De twee belangrijkste rollen worden ingevuld door De la Fuente en Adria Arjona. Arjona speelt Maria, de vrijwilliger die het kamp leidt. Na een uitstekend optreden in Zoe Kravitz’ ‘Blink Twice’ laat ze in ‘Los Frikis’ zien ook uit de voeten te kunnen met een meer subtielere rol. Haar chemie met De la Fuente is uitstekend en ze houdt eigenhandig de film met beide voeten op de grond. De la Fuente maakt in ‘Los Frikis’ overigens zijn acteerdebuut. Dat het een debuut betreft is niet aan zijn spel af te zien.
Wat ‘Los Frikis’ tot een succes maakt is dat het de kijker het gevoel geeft dat je met Paco, Gustavo en Maria in het kamp zit. Je beleeft de vreugde en het verdriet met hen. Niet als bioscoopganger, maar als kampbewoner. Je bouwt een band de personages op, waardoor de onvermijdelijke aftakeling van je medekampgangers extra hard aankomt.

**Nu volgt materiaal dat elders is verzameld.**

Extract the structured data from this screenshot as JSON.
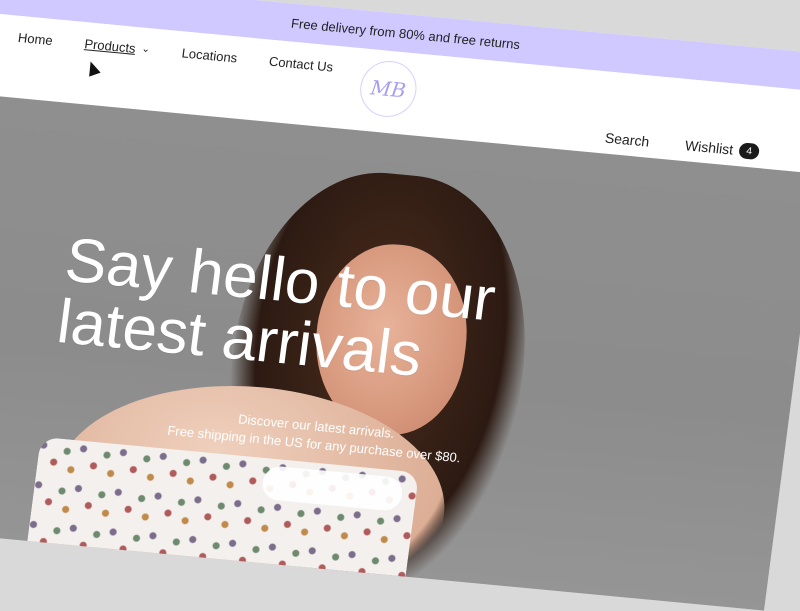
{
  "announcement": {
    "text": "Free delivery from 80% and free returns"
  },
  "nav": {
    "left": [
      {
        "label": "Home",
        "active": false,
        "has_dropdown": false
      },
      {
        "label": "Products",
        "active": true,
        "has_dropdown": true
      },
      {
        "label": "Locations",
        "active": false,
        "has_dropdown": false
      },
      {
        "label": "Contact Us",
        "active": false,
        "has_dropdown": false
      }
    ],
    "logo_text": "MB",
    "right": {
      "search_label": "Search",
      "wishlist_label": "Wishlist",
      "wishlist_count": "4"
    }
  },
  "hero": {
    "headline": "Say hello to our latest arrivals",
    "subtext_line1": "Discover our latest arrivals.",
    "subtext_line2": "Free shipping in the US for any purchase over $80."
  },
  "colors": {
    "announcement_bg": "#cfc9ff",
    "logo_accent": "#a89ff0",
    "badge_bg": "#1a1a1a"
  }
}
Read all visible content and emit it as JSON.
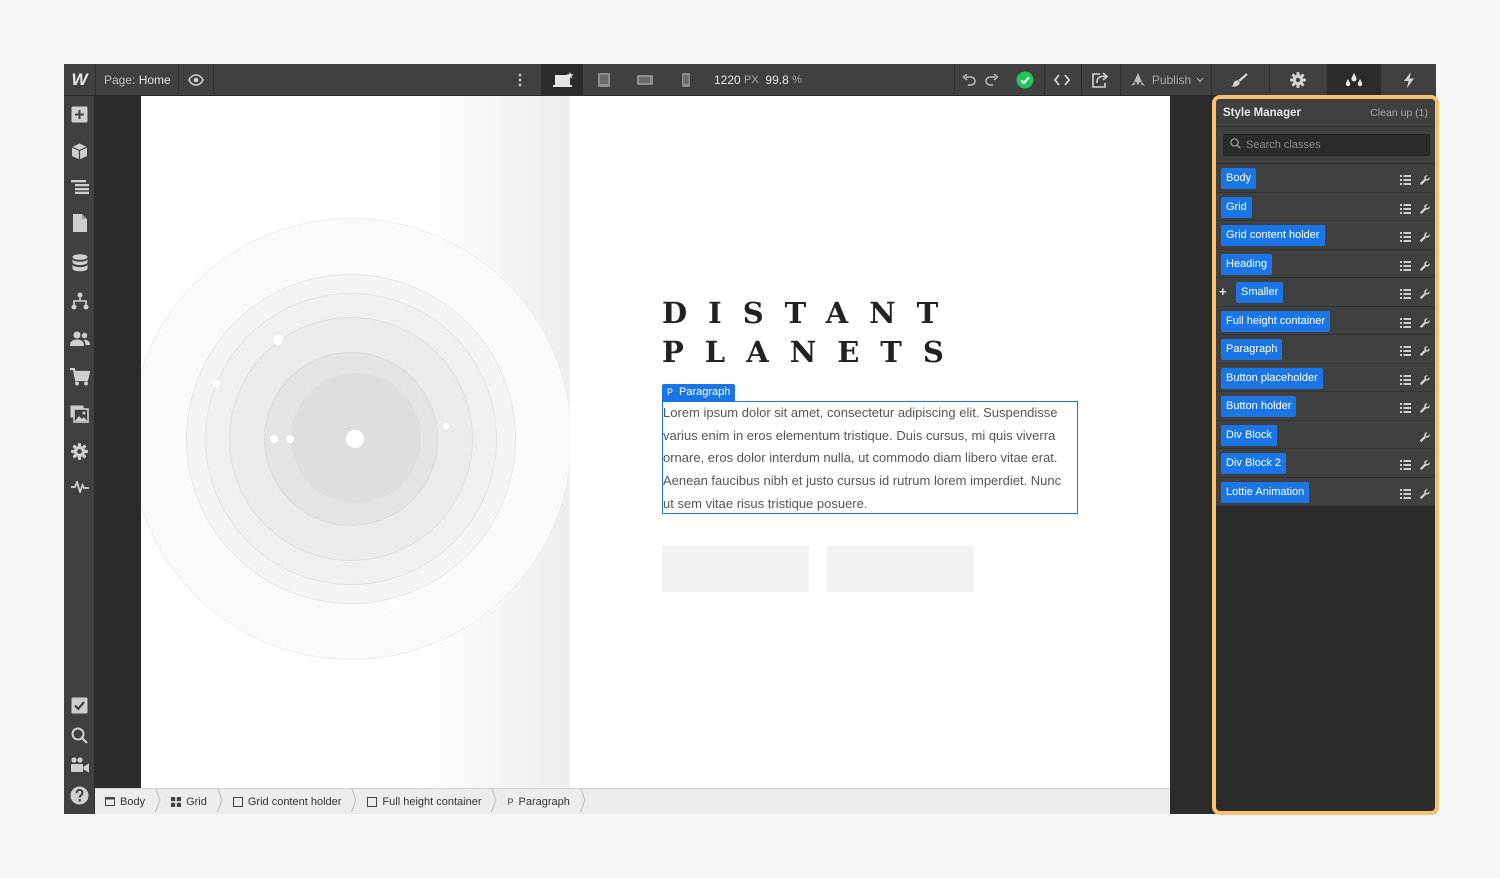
{
  "topbar": {
    "logo": "W",
    "page_label": "Page:",
    "page_name": "Home",
    "canvas_width": "1220",
    "canvas_unit": "PX",
    "zoom": "99.8",
    "zoom_unit": "%",
    "publish_label": "Publish",
    "status_color": "#23c25a"
  },
  "canvas": {
    "heading_line1": "DISTANT",
    "heading_line2": "PLANETS",
    "paragraph_tag": "Paragraph",
    "paragraph_tag_icon": "P",
    "paragraph_text": "Lorem ipsum dolor sit amet, consectetur adipiscing elit. Suspendisse varius enim in eros elementum tristique. Duis cursus, mi quis viverra ornare, eros dolor interdum nulla, ut commodo diam libero vitae erat. Aenean faucibus nibh et justo cursus id rutrum lorem imperdiet. Nunc ut sem vitae risus tristique posuere."
  },
  "breadcrumb": [
    {
      "label": "Body",
      "icon": "body-icon"
    },
    {
      "label": "Grid",
      "icon": "grid-icon"
    },
    {
      "label": "Grid content holder",
      "icon": "square-icon"
    },
    {
      "label": "Full height container",
      "icon": "square-icon"
    },
    {
      "label": "Paragraph",
      "icon": "paragraph-icon",
      "icon_text": "P"
    }
  ],
  "style_manager": {
    "title": "Style Manager",
    "cleanup": "Clean up (1)",
    "search_placeholder": "Search classes",
    "classes": [
      {
        "label": "Body",
        "has_list": true
      },
      {
        "label": "Grid",
        "has_list": true
      },
      {
        "label": "Grid content holder",
        "has_list": true
      },
      {
        "label": "Heading",
        "has_list": true
      },
      {
        "label": "Smaller",
        "has_list": true,
        "combo": true
      },
      {
        "label": "Full height container",
        "has_list": true
      },
      {
        "label": "Paragraph",
        "has_list": true
      },
      {
        "label": "Button placeholder",
        "has_list": true
      },
      {
        "label": "Button holder",
        "has_list": true
      },
      {
        "label": "Div Block",
        "has_list": false
      },
      {
        "label": "Div Block 2",
        "has_list": true
      },
      {
        "label": "Lottie Animation",
        "has_list": true
      }
    ]
  },
  "colors": {
    "accent": "#1a76e6",
    "highlight_border": "#f6c26f"
  }
}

Waar de film wat punten verliest is op de montage. ‘Los Frikis’ voelt als een film die negentig minuten had moeten zijn. Hier en daar had de film ook best wat bijgeschaafd mogen worden. Met name in het eerste bedrijf voelt de film wat traag.

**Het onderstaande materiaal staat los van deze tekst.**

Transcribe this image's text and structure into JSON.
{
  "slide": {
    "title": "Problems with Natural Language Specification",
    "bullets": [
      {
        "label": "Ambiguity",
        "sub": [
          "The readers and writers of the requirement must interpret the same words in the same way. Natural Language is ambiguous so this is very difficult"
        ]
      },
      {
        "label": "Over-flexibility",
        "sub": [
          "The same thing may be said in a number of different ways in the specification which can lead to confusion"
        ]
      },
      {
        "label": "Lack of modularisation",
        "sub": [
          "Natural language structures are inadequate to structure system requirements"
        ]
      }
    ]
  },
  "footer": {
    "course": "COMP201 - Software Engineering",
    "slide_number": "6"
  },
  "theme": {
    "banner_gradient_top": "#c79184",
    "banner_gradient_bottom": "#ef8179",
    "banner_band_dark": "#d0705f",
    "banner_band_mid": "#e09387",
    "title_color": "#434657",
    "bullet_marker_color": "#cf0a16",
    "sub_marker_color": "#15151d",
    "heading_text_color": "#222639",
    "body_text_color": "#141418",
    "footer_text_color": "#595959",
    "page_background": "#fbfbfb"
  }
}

Dat neemt niet weg dat ‘Los Frikis’ een prima film is. Interessante personages, een verhaal met een lach en een traan, geweldige muziek en uitstekend acteerwerk. Nilson en Schwartz laten na ‘The Peanut Butter Falcon’ nogmaals zien dat ze een personagegedreven film kunnen neerzetten die resoneert bij het publiek. ‘Los Frikis’ is een bijzondere “feel good” film met een duister randje. Als je fan was van ‘The Peanut Butter Falcon’, dan is ‘Los Frikis’ ook zeker de moeite waard.